CDEoH: Category-Driven Automatic Algorithm Design With Large Language Models
This addresses the issue of evolutionary instability in automated algorithm design for researchers and practitioners in combinatorial optimization, representing an incremental improvement over existing methods.
The paper tackled the problem of instability and premature convergence in LLM-based heuristic search methods for automated algorithm generation by proposing CDEoH, which models algorithm categories and balances performance with diversity, resulting in enhanced evolutionary stability and consistently superior average performance across tasks and scales.

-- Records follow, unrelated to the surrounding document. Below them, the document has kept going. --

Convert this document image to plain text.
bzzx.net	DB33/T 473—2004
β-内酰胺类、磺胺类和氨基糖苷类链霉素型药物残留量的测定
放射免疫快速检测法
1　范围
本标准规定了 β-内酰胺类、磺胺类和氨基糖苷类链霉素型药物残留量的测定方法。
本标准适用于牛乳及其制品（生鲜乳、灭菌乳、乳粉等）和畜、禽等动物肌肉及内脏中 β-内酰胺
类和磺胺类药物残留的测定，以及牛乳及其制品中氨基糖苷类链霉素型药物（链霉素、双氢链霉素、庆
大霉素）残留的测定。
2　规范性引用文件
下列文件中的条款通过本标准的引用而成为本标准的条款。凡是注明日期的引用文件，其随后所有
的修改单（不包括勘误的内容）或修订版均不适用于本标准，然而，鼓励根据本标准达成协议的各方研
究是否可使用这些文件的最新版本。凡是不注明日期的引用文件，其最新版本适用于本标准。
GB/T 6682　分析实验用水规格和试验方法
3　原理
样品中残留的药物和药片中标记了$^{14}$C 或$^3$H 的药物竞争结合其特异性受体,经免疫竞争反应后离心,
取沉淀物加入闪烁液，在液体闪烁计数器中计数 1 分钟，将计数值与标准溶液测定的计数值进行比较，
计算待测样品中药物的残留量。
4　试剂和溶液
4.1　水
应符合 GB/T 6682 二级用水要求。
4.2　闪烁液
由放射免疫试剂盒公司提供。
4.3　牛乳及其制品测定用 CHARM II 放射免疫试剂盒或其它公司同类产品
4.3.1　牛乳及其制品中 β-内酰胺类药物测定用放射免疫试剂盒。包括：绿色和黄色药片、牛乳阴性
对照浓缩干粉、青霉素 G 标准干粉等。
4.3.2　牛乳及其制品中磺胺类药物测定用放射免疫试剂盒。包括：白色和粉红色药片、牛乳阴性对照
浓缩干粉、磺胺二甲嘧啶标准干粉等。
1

With the rapid advancement of large language models (LLMs), LLM-based heuristic search methods have demonstrated strong capabilities in automated algorithm generation. However, their evolutionary processes often suffer from instability and premature convergence. Existing approaches mainly address this issue through prompt engineering or by jointly evolving thought and code, while largely overlooking the critical role of algorithmic category diversity in maintaining evolutionary stability. To this end, we propose Category Driven Automatic Algorithm Design with Large Language Models (CDEoH), which explicitly models algorithm categories and jointly balances performance and category diversity in population management, enabling parallel exploration across multiple algorithmic paradigms. Extensive experiments on representative combinatorial optimization problems across multiple scales demonstrate that CDEoH effectively mitigates convergence toward a single evolutionary direction, significantly enhancing evolutionary stability and achieving consistently superior average performance across tasks and scales.